The Ghost: A Modern Fantasy - Page 41/126

Then the moment had come when Alresca's thigh was so far mended that,

under special conditions, we could travel, and one evening, after a

journey full of responsibilities for me, we had arrived in Bruges.

Soon afterwards came a slight alteration.

Alresca took pleasure in his lovely house, and I was aware of an

improvement in his condition. The torpor was leaving him, and his

spirits grew livelier. Unfortunately, it was difficult to give him

outdoor exercise, since the roughly paved streets made driving

impossible for him, and he was far from being able to walk. After a

time I contrived to hire a large rowing boat, and on fine afternoons

it was our custom to lower him from the quay among the swans into this

somewhat unwieldy craft, so that he might take the air as a Venetian.

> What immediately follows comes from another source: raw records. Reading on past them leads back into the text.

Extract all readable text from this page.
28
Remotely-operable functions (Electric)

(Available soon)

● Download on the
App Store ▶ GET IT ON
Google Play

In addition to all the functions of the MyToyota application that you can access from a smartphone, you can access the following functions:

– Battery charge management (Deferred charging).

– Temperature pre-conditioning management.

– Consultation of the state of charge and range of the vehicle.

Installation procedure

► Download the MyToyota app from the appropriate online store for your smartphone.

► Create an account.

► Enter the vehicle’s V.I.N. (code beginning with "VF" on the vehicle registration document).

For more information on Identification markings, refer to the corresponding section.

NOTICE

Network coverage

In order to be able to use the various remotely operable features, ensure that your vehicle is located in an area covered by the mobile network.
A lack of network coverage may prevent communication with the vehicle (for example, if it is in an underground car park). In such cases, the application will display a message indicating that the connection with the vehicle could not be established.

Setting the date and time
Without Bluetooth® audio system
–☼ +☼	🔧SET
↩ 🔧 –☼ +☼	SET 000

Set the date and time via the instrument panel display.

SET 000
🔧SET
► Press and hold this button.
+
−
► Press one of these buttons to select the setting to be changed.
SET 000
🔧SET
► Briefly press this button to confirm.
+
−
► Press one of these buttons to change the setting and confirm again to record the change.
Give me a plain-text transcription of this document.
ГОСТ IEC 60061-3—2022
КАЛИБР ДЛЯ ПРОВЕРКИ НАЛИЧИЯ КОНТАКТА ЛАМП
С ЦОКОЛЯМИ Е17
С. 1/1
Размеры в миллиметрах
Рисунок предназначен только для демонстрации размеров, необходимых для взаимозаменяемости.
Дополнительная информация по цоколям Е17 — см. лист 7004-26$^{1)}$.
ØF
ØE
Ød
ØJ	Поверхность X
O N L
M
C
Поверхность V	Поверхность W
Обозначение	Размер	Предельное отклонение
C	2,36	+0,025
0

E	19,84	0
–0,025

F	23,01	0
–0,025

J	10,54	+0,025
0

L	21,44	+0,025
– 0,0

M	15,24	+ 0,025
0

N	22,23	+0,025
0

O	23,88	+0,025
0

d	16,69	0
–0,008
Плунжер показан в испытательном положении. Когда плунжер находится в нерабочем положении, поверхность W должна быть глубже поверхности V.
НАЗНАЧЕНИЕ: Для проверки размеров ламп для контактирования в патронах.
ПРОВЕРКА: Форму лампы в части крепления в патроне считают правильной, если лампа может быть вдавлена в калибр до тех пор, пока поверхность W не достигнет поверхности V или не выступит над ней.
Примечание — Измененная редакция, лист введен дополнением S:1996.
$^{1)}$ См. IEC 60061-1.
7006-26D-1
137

The idea tickled him, and our progress along the disused canals was

always a matter of interest to the towns-people, who showed an

unappeasable inquisitiveness concerning their renowned fellow

citizen.

It was plain to me that he was recovering; that he had lifted himself

out of the circle of that strange influence under which he had nearly

parted with his life. The fact was plain to me, but the explanation of

the fact was not plain. I was as much puzzled by his rise as I had

been puzzled by his descent. But that did not prevent me from trying

to persuade myself that this felicitous change in my patient's state

must be due, after all, to the results of careful dieting, a proper

curriculum of daily existence, supervision of mental tricks and

habits--in short, of all that minute care and solicitude which only a

resident doctor can give to a sick man.

One evening he was especially alert and gay, and I not less so. We

were in the immense drawing-room, which, like the dining-room,

overlooked the canal. Dinner was finished--we dined at six, the Bruges

hour--and Alresca lay on his invalid's couch, ejecting from his mouth

rings of the fine blue smoke of a Javanese cigar, a box of which I had

found at the tobacco shop kept by two sisters at the corner of the

Grande Place. I stood at the great central window, which was wide

open, and watched the whiteness of the swans moving vaguely over the

surface of the canal in the oncoming twilight. The air was warm and

heavy, and the long, high-pitched whine of the mosquito swarms--sole

pest of the city--had already begun.

"Alresca," I said, "your days as an invalid are numbered."

"Why do you say that?"

"No one who was really an invalid could possibly enjoy that cigar as

you are enjoying it."

"A good cigar--a glass of good wine," he murmured, savoring the

perfume of the cigar. "What would life be without them?"